A: Well, in terms of analytics, I don’t think the MLS is behind many leagues to be honest. And I think that’s partially due to the culture that comes from the other sports in this country, where it’s part of the whole experience of watching a game is also having statistics about the game and metrics about the game available. So in a way, I don’t see MLS as being behind other leagues. And maybe it even helps that everything is relatively new. So one of the problems I encountered with some clubs over in Europe is that you have the club legend, the club icon, to put on their weight in conversations about the game purely because they were big players or coaches from the past. And so no, I think MLS from my experience, and I have to say, I see FC Cincinnati and I am in contact with some of the other directors of analytics but I cannot I cannot tell the story of the other club of course, but definitely the league is not behind compared to the rest of the world.
Q: How much of the soccer data that gets used by clubs is public vs. private? For example, some suspect MLB uses defensive metrics that aren’t public. Is there some of that in soccer too?
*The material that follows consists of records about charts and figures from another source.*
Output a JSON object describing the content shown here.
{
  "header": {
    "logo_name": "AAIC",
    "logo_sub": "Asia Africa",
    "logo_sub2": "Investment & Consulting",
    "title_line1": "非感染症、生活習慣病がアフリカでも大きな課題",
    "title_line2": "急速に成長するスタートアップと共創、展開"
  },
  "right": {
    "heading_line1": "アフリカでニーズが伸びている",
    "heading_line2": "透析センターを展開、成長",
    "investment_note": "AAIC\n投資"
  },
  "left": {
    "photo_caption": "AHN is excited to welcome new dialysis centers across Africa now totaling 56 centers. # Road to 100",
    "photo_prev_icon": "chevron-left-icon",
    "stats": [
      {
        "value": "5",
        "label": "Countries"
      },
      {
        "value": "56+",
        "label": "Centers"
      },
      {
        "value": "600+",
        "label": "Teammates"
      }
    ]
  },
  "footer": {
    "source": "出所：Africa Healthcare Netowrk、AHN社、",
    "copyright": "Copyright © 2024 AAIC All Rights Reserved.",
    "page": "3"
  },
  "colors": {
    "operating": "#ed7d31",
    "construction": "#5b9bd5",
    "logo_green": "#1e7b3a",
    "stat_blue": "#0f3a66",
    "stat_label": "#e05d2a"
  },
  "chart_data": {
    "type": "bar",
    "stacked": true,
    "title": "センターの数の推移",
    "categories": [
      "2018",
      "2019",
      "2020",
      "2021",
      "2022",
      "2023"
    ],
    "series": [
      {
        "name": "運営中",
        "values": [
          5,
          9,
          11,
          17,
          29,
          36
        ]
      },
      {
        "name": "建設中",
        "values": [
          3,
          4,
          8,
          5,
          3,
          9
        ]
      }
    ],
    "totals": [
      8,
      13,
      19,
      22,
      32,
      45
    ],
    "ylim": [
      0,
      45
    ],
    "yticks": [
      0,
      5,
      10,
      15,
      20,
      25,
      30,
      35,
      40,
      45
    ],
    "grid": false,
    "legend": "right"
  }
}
A: Well, I think this is maybe where a distinction between the data sources come into play with event data, so that’s the stuff happens on the ball, which is tracked by multiple companies. That’s also widely available for the public. But within the league, there are also optical tracking data, so capturing every player and its position and the ball 25 times a second, so you can imagine how big those data sets get. Those are not publicly available, but they can help us a lot when looking into stuff that happens off the ball, which is very important in this game, when our winger makes a good run forward, but he doesn’t get the ball, then this will not show up in event data, whereas stuff like that we can get from the optical tracking we get from Second Spectrum. The biggest part of data that is kept within the club itself is the optical tracking data.
Q: FCC is playing a Dutch style that you are familiar with, but what do you notice about the style of how the game is played here overall?
A: That’s something I also use some data for, to look into it not always trusting my own eyes, but I think it’s mostly the philosophy or the pace of the game. So, a lot more transitions, going back, going forward and going backward more often, which obviously asks for a different skill set now and again. At this point in time, we don’t have any teams doing completely different stuff like Red Bull with their pressing. The Dutch style, with the possession-based trying to build up from the back, leads to maybe a more technical game to watch, but
it’s a little less quick, so that’s a big difference between the two I would say. That’s also something you could measure using some simple metrics like number of passes per second, or number of touches per second, and stuff like that. That’s higher in the MLS. And of course, I have to add, coming into this league September 1 last year, I have seen maybe 10 rounds of games because of the pandemic. So I’m hoping to get to know the league even better in the coming and coming two weeks with the return to market play.
Q: For those that maybe share a similar background as you, where they realize they don’t have a future playing the game but enjoy the data side of it, are there any suggestions you would provide in terms of what they should try to learn?
A: First and foremost, learn how to code. If you want to work at FCC, you learn to code in Python or otherwise learn to code in ‘R,’ but you definitely have to be good at coding. Second, go online, go on Twitter and find the soccer analytics community. There is great stuff out there. There is great data available to play around with and to start up with. And, don’t be afraid to reach out to me or other counterparts at other clubs because we are all open to suggestions because this is a field that is still developing and any ideas are always welcome. It’s a little cheesy, but there’s no such thing as a bad idea when it comes to analytics until you try it.